Na última década, a internacionalização da economia portuguesa foi dominada pelo impacte da integração europeia e pela liberalização do sistema económico (privatizações). A influência da adesão de Portugal à Comunidade Europeia foi decisiva ao nível da intensificação das trocas comerciais com os países europeus, da canalização de investimento directo proveniente dos restantes Estados Membros (sobretudo do Reino Unido, França, Espanha e Alemanha) e das elevadas transferências financeiras comunitárias através dos fundos estruturais, integrados nos dois Quadros Comunitários de Apoio (1989-93 e 1994-99).

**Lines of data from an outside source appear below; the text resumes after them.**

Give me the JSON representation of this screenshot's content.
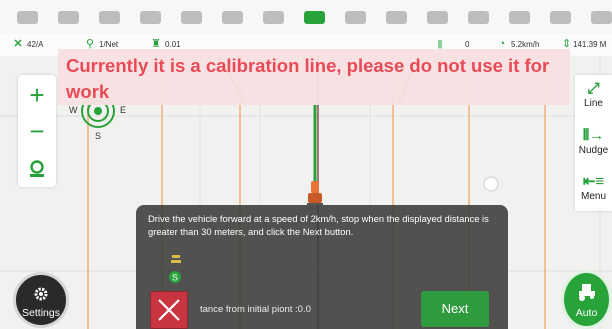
{
  "pager": {
    "count": 15,
    "active_index": 7
  },
  "status": {
    "satellites": "42/A",
    "accuracy": "1/Net",
    "tilt": "0.01",
    "heading": "0",
    "speed": "5.2km/h",
    "area": "141.39 M"
  },
  "banner": {
    "text": "Currently it is a calibration line, please do not use it for work"
  },
  "compass": {
    "west": "W",
    "east": "E",
    "south": "S"
  },
  "zoom": {
    "in_label": "+",
    "out_label": "−"
  },
  "right_panel": {
    "line_label": "Line",
    "nudge_label": "Nudge",
    "menu_label": "Menu"
  },
  "dialog": {
    "instruction": "Drive the vehicle forward at a speed of 2km/h, stop when the displayed distance is greater than 30 meters, and click the Next button.",
    "distance_text": "tance from initial piont :0.0",
    "next_label": "Next"
  },
  "settings_label": "Settings",
  "auto_label": "Auto",
  "colors": {
    "accent_green": "#27a33a",
    "warning_red": "#e84a56",
    "close_red": "#c8343f",
    "guide_orange": "#f3b07c"
  }
}
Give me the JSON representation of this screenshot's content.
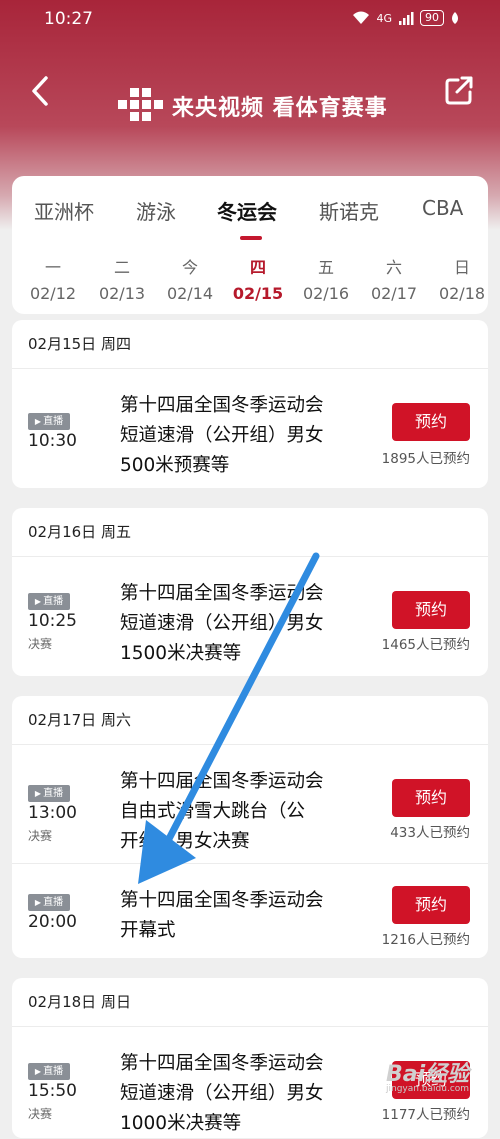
{
  "status": {
    "time": "10:27",
    "network": "4G",
    "battery": "90"
  },
  "header": {
    "brand": "来央视频 看体育赛事",
    "back_icon": "chevron-left-icon",
    "share_icon": "share-out-icon"
  },
  "tabs": [
    {
      "label": "亚洲杯",
      "active": false
    },
    {
      "label": "游泳",
      "active": false
    },
    {
      "label": "冬运会",
      "active": true
    },
    {
      "label": "斯诺克",
      "active": false
    },
    {
      "label": "CBA",
      "active": false
    }
  ],
  "dates": [
    {
      "dow": "一",
      "day": "02/12"
    },
    {
      "dow": "二",
      "day": "02/13"
    },
    {
      "dow": "今",
      "day": "02/14"
    },
    {
      "dow": "四",
      "day": "02/15",
      "active": true
    },
    {
      "dow": "五",
      "day": "02/16"
    },
    {
      "dow": "六",
      "day": "02/17"
    },
    {
      "dow": "日",
      "day": "02/18"
    }
  ],
  "accent_color": "#d01327",
  "sections": [
    {
      "date": "02月15日 周四",
      "events": [
        {
          "badge": "直播",
          "time": "10:30",
          "stage": "",
          "title_lines": [
            "第十四届全国冬季运动会",
            "短道速滑（公开组）男女",
            "500米预赛等"
          ],
          "button": "预约",
          "count": "1895人已预约"
        }
      ]
    },
    {
      "date": "02月16日 周五",
      "events": [
        {
          "badge": "直播",
          "time": "10:25",
          "stage": "决赛",
          "title_lines": [
            "第十四届全国冬季运动会",
            "短道速滑（公开组）男女",
            "1500米决赛等"
          ],
          "button": "预约",
          "count": "1465人已预约"
        }
      ]
    },
    {
      "date": "02月17日 周六",
      "events": [
        {
          "badge": "直播",
          "time": "13:00",
          "stage": "决赛",
          "title_lines": [
            "第十四届全国冬季运动会",
            "自由式滑雪大跳台（公",
            "开组）男女决赛"
          ],
          "button": "预约",
          "count": "433人已预约"
        },
        {
          "badge": "直播",
          "time": "20:00",
          "stage": "",
          "title_lines": [
            "第十四届全国冬季运动会",
            "开幕式"
          ],
          "button": "预约",
          "count": "1216人已预约"
        }
      ]
    },
    {
      "date": "02月18日 周日",
      "events": [
        {
          "badge": "直播",
          "time": "15:50",
          "stage": "决赛",
          "title_lines": [
            "第十四届全国冬季运动会",
            "短道速滑（公开组）男女",
            "1000米决赛等"
          ],
          "button": "预约",
          "count": "1177人已预约"
        }
      ]
    }
  ],
  "watermark": {
    "text": "Bai经验",
    "sub": "jingyan.baidu.com"
  }
}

Esta evolução global, ao longo da última década, esteve na base, nomeadamente, de um reforço significativo do grau de abertura da economia portuguesa ao exterior, que cresceu, neste período, cerca de 50%, traduzindo a crescente importância das exportações e importações no PIB e uma forte dependência face ao exterior, e, em parte, de uma alteração do padrão de especialização da indústria portuguesa e da estrutura do nosso comércio externo. No entanto, a internacionalização da economia e empresas portuguesas é, ainda, relativamente:

  • truncada e limitada, no sentido de que faltam ou são escassas, no tecido empresarial nacional, algumas das formas típicas de envolvimento internacional das economias mais desenvolvidas; há que destacar, a este nível, a ainda reduzida dimensão do investimento português no exterior, seja para assegurar a competitividade custo dos factores, seja para assegurar uma presença multimercados através de formas de instalação comercial, e a reduzida expressão dos acordos cooperativos nos processos de internacionalização das nossas empresas, com excepção para as relações de subcontratação dependente, para o franchising no mercado doméstico e para os contratos com agentes para penetração em mercados externos;
  • e desequilibrada, quer quando fazemos uma análise comparativa dos fluxos quantitativos de entrada e saída, quer quando se procura identificar, respectivamente, a sua origem e destino; é, particularmente, excessiva a dependência dos mercados tradicionais, nomeadamente da União Europeia (menos distantes em termos geográficos e culturais), e limitada a capacidade de penetração em novos mercados, tal como é deficiente a importância conferida aos países mais desenvolvidos como locais de eleição para a instalação de formas sustentadas de internacionalização, tudo isto traduzindo atitudes de exportação passivas ainda insuficientemente ultrapassadas.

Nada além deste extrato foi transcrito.